La ignorancia ajena le provocaron un aislamiento cada vez más acusado, formando en torno a sí una barrera infranqueable, ocupando el tiempo en el cuidado de sus mayores, en la lectura, en una vida sin sobresaltos, sin vaivenes ni ilusiones perdidas, encontrando refugio en la contemplación silenciosa de las vidas ajenas, adormecida por el constante fluir del sueño de duermevela.

Con el transcurso de los años pasó del desdén a la crítica, del olvido a los consejos sobre cómo debería enfocar su vida, en el tiempo en que todavía su rostro no acusaba las arrugas de la experiencia.

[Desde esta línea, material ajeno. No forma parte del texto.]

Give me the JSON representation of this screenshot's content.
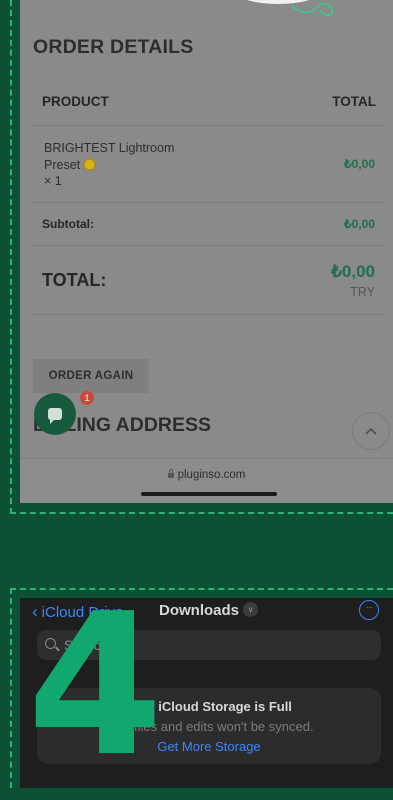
{
  "step": {
    "number": "4"
  },
  "order": {
    "title": "ORDER DETAILS",
    "columns": {
      "product": "PRODUCT",
      "total": "TOTAL"
    },
    "item": {
      "line1": "BRIGHTEST Lightroom",
      "line2": "Preset",
      "qty": "× 1",
      "price": "₺0,00"
    },
    "subtotal": {
      "label": "Subtotal:",
      "value": "₺0,00"
    },
    "total": {
      "label": "TOTAL:",
      "value": "₺0,00",
      "currency": "TRY"
    },
    "order_again": "ORDER AGAIN",
    "billing_heading": "BILLING ADDRESS",
    "chat_badge": "1",
    "url": "pluginso.com"
  },
  "files": {
    "back_label": "iCloud Drive",
    "folder_title": "Downloads",
    "search_placeholder": "Search",
    "banner": {
      "title": "Your iCloud Storage is Full",
      "subtitle": "New files and edits won't be synced.",
      "link": "Get More Storage"
    }
  },
  "colors": {
    "background": "#0c5134",
    "accent_green": "#11a870",
    "price_green": "#1f6e4e",
    "ios_blue": "#3a86ff"
  }
}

Y ahora se encuentra junto a él, y ella, en su ingenuidad, le observa con sus ojos cóncavos, cercados por la marca enrojecida que han dejado sus pesadas gafas –que no lleva–, mostrando una mirada inerte e inexpresiva, congelada hasta intimidar, que agudiza buscando en el  gesto de sorpresa de él una mirada cómplice que no encuentra, y sus ojos color caoba muestran el motivo de su alerta; y su mente regresa a sus libros usados, algunos casi devastados a causa de su agitación, de sus anotaciones no siempre al margen, de color enmohecido y páginas de bordes arrugados y pliegues tronchados o sucios montados y pellizcándose.

Trata de comprender, de validar la espera, de ocultar la decepción. Se había acicalado y contemplado en el espejo de la habitación que mostraba su figura al completo, tantas veces como tantas otras se volvió con un gesto mohíno de desaprobación, pensando en no acudir a la cita.

Él había aceptado reunirse con una desconocida que, según le habían dicho, era la mujer más guapa que cabría imaginar, y como nunca rechazaba un ofrecimiento así anunciado, acudió para cobrarse la presa. No vio sus mejillas sonrosadas ni su sonrisa abierta, porque tan pronto como ella apareció, puso cara de haber sufrido una pesada broma y fijó la mirada en los calcetines que ella llevaba, casi hasta la rodilla, incursionando en unos zapatos de punta ancha y tacón no muy elevado, del tipo usado por las novicias.

Contestó a las tímidas preguntas de ella con monosílabos, sin casi mirarla, porque solo pensaba en escapar de allí cuanto antes.

Pero es ella la que se marcha, la que se levanta y le dice algo amable y le pide disculpas, y una lágrima parece abrir un surco entre el espeso maquillaje impropio de una mañana de verano, en el café en donde se trasiega con fingida naturalidad, en donde se enseñan los vestidos ocasionales que se lucen sin etiqueta.